AI products need a lot of data, and the teams that work on them often need more than Pandas can handle. Pandas can only work on one thread at a time, and it has trouble with datasets that are bigger than a few gigabytes.
These days, DuckDB and Polars are the best options. Polars is a Rust library for DataFrames that lets you write code that is memory-efficient, uses multiple threads, and does not evaluate until it is needed. It processes data 5 to 30 times faster than Pandas on a regular basis and uses much less memory. It also supports lazy evaluation, automatic multi-threaded execution, and a query optimizer that rewrites code to make it run faster. Polars’ query optimizer draws directly from database technology, making it a production-ready alternative. DuckDB is an embedded analytical database engine optimized for Online Analytical Processing (OLAP) that runs in-process alongside Python code without requiring a separate server, with native support for directly querying Parquet, CSV, and JSON files. It is optimized for complex analytical queries on large datasets while maintaining single-file, no-server simplicity.

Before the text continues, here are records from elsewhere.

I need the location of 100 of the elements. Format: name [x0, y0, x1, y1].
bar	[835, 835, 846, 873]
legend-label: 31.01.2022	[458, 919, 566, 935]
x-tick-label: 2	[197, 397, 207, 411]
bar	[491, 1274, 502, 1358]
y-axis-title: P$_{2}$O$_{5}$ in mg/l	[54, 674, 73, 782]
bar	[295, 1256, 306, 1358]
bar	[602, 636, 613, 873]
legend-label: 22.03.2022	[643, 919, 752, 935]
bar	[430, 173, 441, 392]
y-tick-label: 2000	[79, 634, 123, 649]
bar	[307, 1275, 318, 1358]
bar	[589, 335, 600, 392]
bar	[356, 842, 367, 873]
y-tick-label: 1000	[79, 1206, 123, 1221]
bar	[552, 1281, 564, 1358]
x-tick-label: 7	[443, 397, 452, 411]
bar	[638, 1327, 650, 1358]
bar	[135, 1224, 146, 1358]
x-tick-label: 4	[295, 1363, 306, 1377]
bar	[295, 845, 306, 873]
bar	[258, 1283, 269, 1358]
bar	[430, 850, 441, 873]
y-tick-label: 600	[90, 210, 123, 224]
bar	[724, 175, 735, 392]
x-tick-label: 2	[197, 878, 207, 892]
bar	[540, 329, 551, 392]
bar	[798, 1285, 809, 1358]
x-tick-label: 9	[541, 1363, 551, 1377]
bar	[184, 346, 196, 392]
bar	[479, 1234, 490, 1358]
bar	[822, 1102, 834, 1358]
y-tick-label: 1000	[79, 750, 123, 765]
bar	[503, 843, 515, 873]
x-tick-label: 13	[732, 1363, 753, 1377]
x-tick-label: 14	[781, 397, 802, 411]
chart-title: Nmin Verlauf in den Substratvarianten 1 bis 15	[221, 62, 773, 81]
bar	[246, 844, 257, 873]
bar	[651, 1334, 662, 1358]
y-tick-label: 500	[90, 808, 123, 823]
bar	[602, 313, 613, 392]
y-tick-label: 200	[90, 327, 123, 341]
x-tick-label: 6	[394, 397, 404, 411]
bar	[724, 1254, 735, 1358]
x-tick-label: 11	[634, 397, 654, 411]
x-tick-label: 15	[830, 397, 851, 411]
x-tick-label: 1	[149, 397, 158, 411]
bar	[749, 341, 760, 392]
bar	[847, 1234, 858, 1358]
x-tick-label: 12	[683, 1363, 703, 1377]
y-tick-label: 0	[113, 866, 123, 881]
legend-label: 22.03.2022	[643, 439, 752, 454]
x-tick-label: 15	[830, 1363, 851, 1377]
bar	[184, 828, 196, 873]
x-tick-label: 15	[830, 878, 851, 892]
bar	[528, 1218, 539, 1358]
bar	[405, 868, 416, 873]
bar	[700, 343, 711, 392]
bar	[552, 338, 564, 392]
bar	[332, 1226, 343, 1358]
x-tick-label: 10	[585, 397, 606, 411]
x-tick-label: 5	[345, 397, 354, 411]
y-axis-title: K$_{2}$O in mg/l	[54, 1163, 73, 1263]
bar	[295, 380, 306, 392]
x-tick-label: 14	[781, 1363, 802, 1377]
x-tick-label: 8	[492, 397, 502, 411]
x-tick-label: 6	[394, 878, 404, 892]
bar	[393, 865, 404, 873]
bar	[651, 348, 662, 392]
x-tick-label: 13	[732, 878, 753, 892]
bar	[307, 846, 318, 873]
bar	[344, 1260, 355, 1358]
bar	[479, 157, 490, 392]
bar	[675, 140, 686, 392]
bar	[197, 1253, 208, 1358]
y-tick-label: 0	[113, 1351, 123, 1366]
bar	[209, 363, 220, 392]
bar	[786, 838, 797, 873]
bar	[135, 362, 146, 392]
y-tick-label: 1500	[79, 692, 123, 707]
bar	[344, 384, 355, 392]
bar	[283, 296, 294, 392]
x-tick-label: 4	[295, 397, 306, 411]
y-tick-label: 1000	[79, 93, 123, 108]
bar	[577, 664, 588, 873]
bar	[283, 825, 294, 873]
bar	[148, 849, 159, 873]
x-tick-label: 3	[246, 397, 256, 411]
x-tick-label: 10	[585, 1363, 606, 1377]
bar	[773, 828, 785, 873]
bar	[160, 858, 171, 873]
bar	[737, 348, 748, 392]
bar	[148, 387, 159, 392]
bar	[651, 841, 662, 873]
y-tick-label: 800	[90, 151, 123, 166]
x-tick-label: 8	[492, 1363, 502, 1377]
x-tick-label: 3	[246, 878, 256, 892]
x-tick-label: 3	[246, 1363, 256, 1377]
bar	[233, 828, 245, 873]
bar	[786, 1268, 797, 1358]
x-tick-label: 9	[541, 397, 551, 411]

What this means for the product: The speed at which the team can process data directly impacts the speed at which they can improve the models. If data scientists have to wait hours for a Pandas script to finish, the iteration process slows down to a crawl. A Python developer who can leverage Polars and DuckDB cuts processing times from hours to minutes.
This is the skill that will keep your business from becoming a cautionary tale. In 2026, people are very aware of security risks that are specific to AI. The OWASP Agentic Security Initiative has a list of the top 10 security threats to agentic systems. This list includes prompt injection, tool misuse, rogue agents, agent goal hijacking through indirect prompt injection, cascading failures in multi-agent workflows, and others. ASI02 (Tool Misuse and Exploitation) deals with stealing data, doing unsafe things, changing output, and taking over workflows.
People who write Python code need to know how to set up guardrails. Guardrails AI and NVIDIA NeMo Guardrails are examples of tools that set and enforce safety rules while the program is running. They inspect LLM outputs for safety, PII exposure, and content quality. AgentShield and other newer frameworks add a security layer to any agent runtime – Claude, Copilot, LangGraph, AutoGen, CrewAI – and protect against all 10 OWASP ASI threats without needing to rewrite the agent.
What this means for the product is: A single event, like leaked customer data, an offensive response, or a tool that was used incorrectly, can hurt your reputation for a long time. You can’t neglect security. Python software engineers need to know what kinds of risks are out there and utilize a tiered security plan that involves validating inputs, cleaning outputs, and keeping a watch on the program while it runs.
In 2024 and 2026, you wouldn’t have hired the same Python programmer. Building simple scripts and CRUD APIs doesn’t require expertise. An AI product engineer with state management, agent orchestration, performance optimization, and the ability to build safe, scalable systems is what you require.
The technology is advanced. The instruments have been put to the test in combat. The team you assemble to construct it is the only variable left.
About the Author:
Dmitry Baraishuk is a Partner and Chief Innovation Officer at Belitsoft. Belitsoft is a software engineering company specializing in DevOps, AI integration, and enterprise application modernization. The company serves clients across healthcare, fintech, and enterprise SaaS in the US, UK, and Canada. Belitsoft publishes technology trend analyses to help business and technology leaders make informed decisions about their software investment strategy.